By Brian Dolan, Head Market Strategist Fed Steady in June
The minutes from the April 28-29 FOMC meeting (Federal Open Market Committee) have all but squashed any chance that the Fed will hike at its June 17 meeting. While not explicitly ruling out a rate increase, “many Fed officials saw a June rate rise as unlikely,” according to the minutes. Market expectations were already close to zero for a June lift-off (the first rate hike from the current 0-0.25% Fed Funds Target rate), so the market reaction was relatively muted: stocks reversed earlier declines and bond yields and the US dollar dipped slightly.
Among other key highlights from the minutes:
- Most Fed officials still saw risks to the outlook as nearly balanced;
- FOMC discussed but rejected the idea of an explicit signal on the timing of lift-off;
- A number of Fed officials saw reasons 1Q weakness may persist, but most expect moderate growth to resume;
- Some Fed officials were concerned by the outlook for consumer spending;
- Fed officials saw US dollar strength exerting a drag on growth ‘for a time;’
- FOMC members highlighted the risks of volatility after lift-off.
All in all, another dovish Fed outlook. Market consensus expectations are now centered on the September 17 meeting as the most likely time for the first rate increase since the end of 2008.
Outlook Increasingly Data Dependent
The Fed has previously indicated it will need to see data sufficiently strong enough to justify a rate increase. In particular, the Fed has pointed to continued improvement in the labor market, and a ‘reasonable’ expectation that inflation will move toward its 2% goal. In light of recent weakness in US reports and ongoing global headwinds, we don’t expect economic data over the summer to be sufficient to trigger a September rate lift-off. We continue to focus on a Dec. rate move at the earliest, and preferably no action until 2016.
Either way, the outlook for the Fed and markets in general will be increasingly data dependent in the coming months. Given typically lower liquidity during the summer months, we think market volatility may increase substantially. This will likely amplify the impact of incoming data reports, better or worse, and make for potentially treacherous intra-day price movements.

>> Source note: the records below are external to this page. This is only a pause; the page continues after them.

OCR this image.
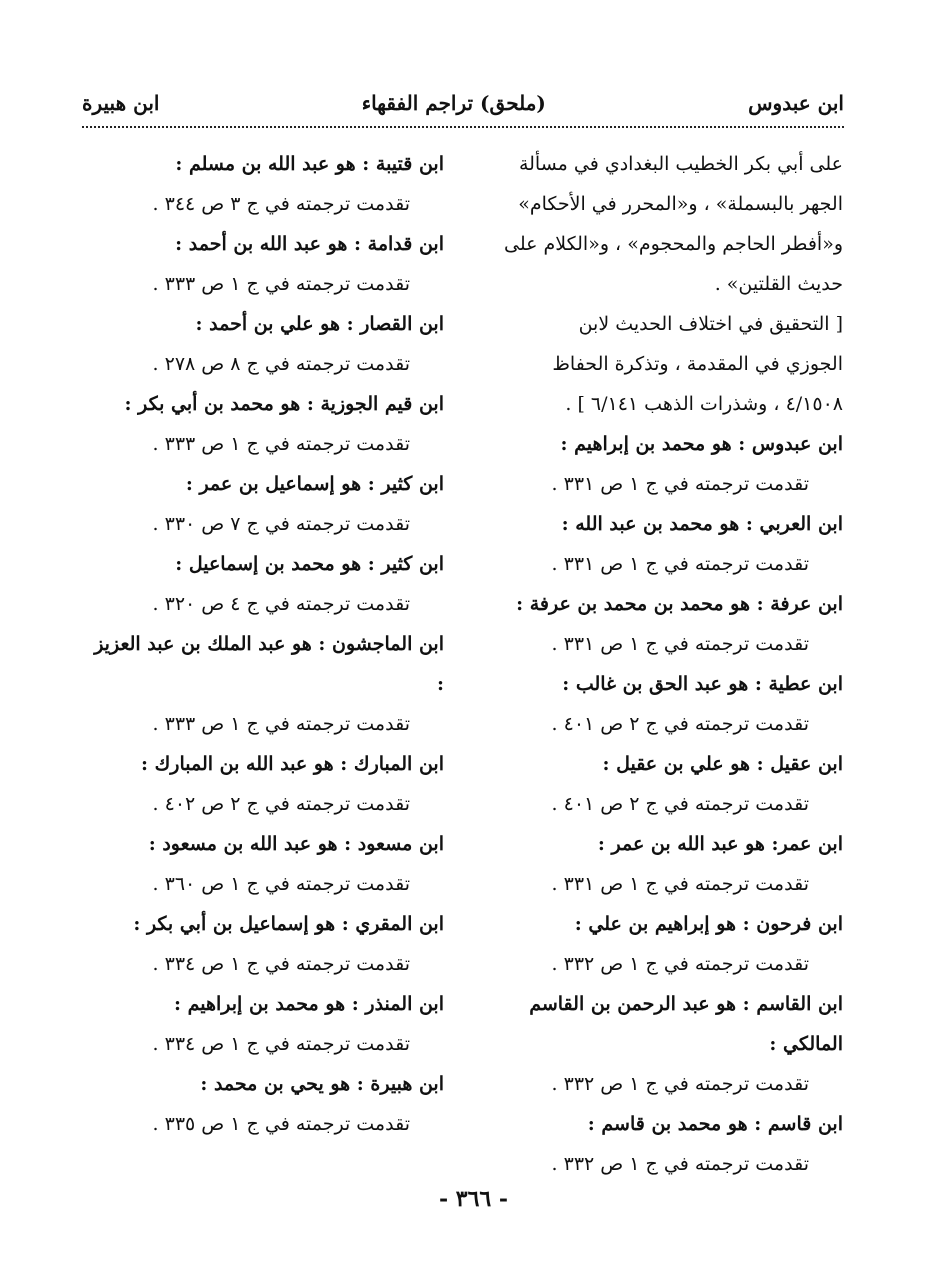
ابن عبدوس
(ملحق) تراجم الفقهاء
ابن هبيرة
على أبي بكر الخطيب البغدادي في مسألة
الجهر بالبسملة» ، و«المحرر في الأحكام»
و«أفطر الحاجم والمحجوم» ، و«الكلام على
حديث القلتين» .
[ التحقيق في اختلاف الحديث لابن
الجوزي في المقدمة ، وتذكرة الحفاظ
٤/١٥٠٨ ، وشذرات الذهب ٦/١٤١ ] .
ابن عبدوس : هو محمد بن إبراهيم :
تقدمت ترجمته في ج ١ ص ٣٣١ .
ابن العربي : هو محمد بن عبد الله :
تقدمت ترجمته في ج ١ ص ٣٣١ .
ابن عرفة : هو محمد بن محمد بن عرفة :
تقدمت ترجمته في ج ١ ص ٣٣١ .
ابن عطية : هو عبد الحق بن غالب :
تقدمت ترجمته في ج ٢ ص ٤٠١ .
ابن عقيل : هو علي بن عقيل :
تقدمت ترجمته في ج ٢ ص ٤٠١ .
ابن عمر: هو عبد الله بن عمر :
تقدمت ترجمته في ج ١ ص ٣٣١ .
ابن فرحون : هو إبراهيم بن علي :
تقدمت ترجمته في ج ١ ص ٣٣٢ .
ابن القاسم : هو عبد الرحمن بن القاسم المالكي :
تقدمت ترجمته في ج ١ ص ٣٣٢ .
ابن قاسم : هو محمد بن قاسم :
تقدمت ترجمته في ج ١ ص ٣٣٢ .
ابن قتيبة : هو عبد الله بن مسلم :
تقدمت ترجمته في ج ٣ ص ٣٤٤ .
ابن قدامة : هو عبد الله بن أحمد :
تقدمت ترجمته في ج ١ ص ٣٣٣ .
ابن القصار : هو علي بن أحمد :
تقدمت ترجمته في ج ٨ ص ٢٧٨ .
ابن قيم الجوزية : هو محمد بن أبي بكر :
تقدمت ترجمته في ج ١ ص ٣٣٣ .
ابن كثير : هو إسماعيل بن عمر :
تقدمت ترجمته في ج ٧ ص ٣٣٠ .
ابن كثير : هو محمد بن إسماعيل :
تقدمت ترجمته في ج ٤ ص ٣٢٠ .
ابن الماجشون : هو عبد الملك بن عبد العزيز :
تقدمت ترجمته في ج ١ ص ٣٣٣ .
ابن المبارك : هو عبد الله بن المبارك :
تقدمت ترجمته في ج ٢ ص ٤٠٢ .
ابن مسعود : هو عبد الله بن مسعود :
تقدمت ترجمته في ج ١ ص ٣٦٠ .
ابن المقري : هو إسماعيل بن أبي بكر :
تقدمت ترجمته في ج ١ ص ٣٣٤ .
ابن المنذر : هو محمد بن إبراهيم :
تقدمت ترجمته في ج ١ ص ٣٣٤ .
ابن هبيرة : هو يحي بن محمد :
تقدمت ترجمته في ج ١ ص ٣٣٥ .
- ٣٦٦ -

Overall, we expect stocks to remain a buying opportunity on weakness unless economic data takes a material turn for the worse. Bond yields have effectively priced in a ¼% rate hike over the last month, but, there especially, constrained liquidity may see heightened volatility. The more solid the data appears, the higher rates can go; 2.40% in US 10 year Treasury yields looks like a break-point for rates to move higher. Our expectation, however, is that data is more likely to disappoint and that yields may drop back to 1.90-2.0% area.
The US dollar should resume strengthening, again unless the data weakens sharply, as the European Central Bank accelerates its bond buying program ahead of mid-July. US dollar strength may trigger a fresh wave of commodity and oil price declines. The CRB commodity index and US crude oil (WTI) appear to have already broken lower, suggesting the rebound since mid-March has run its course.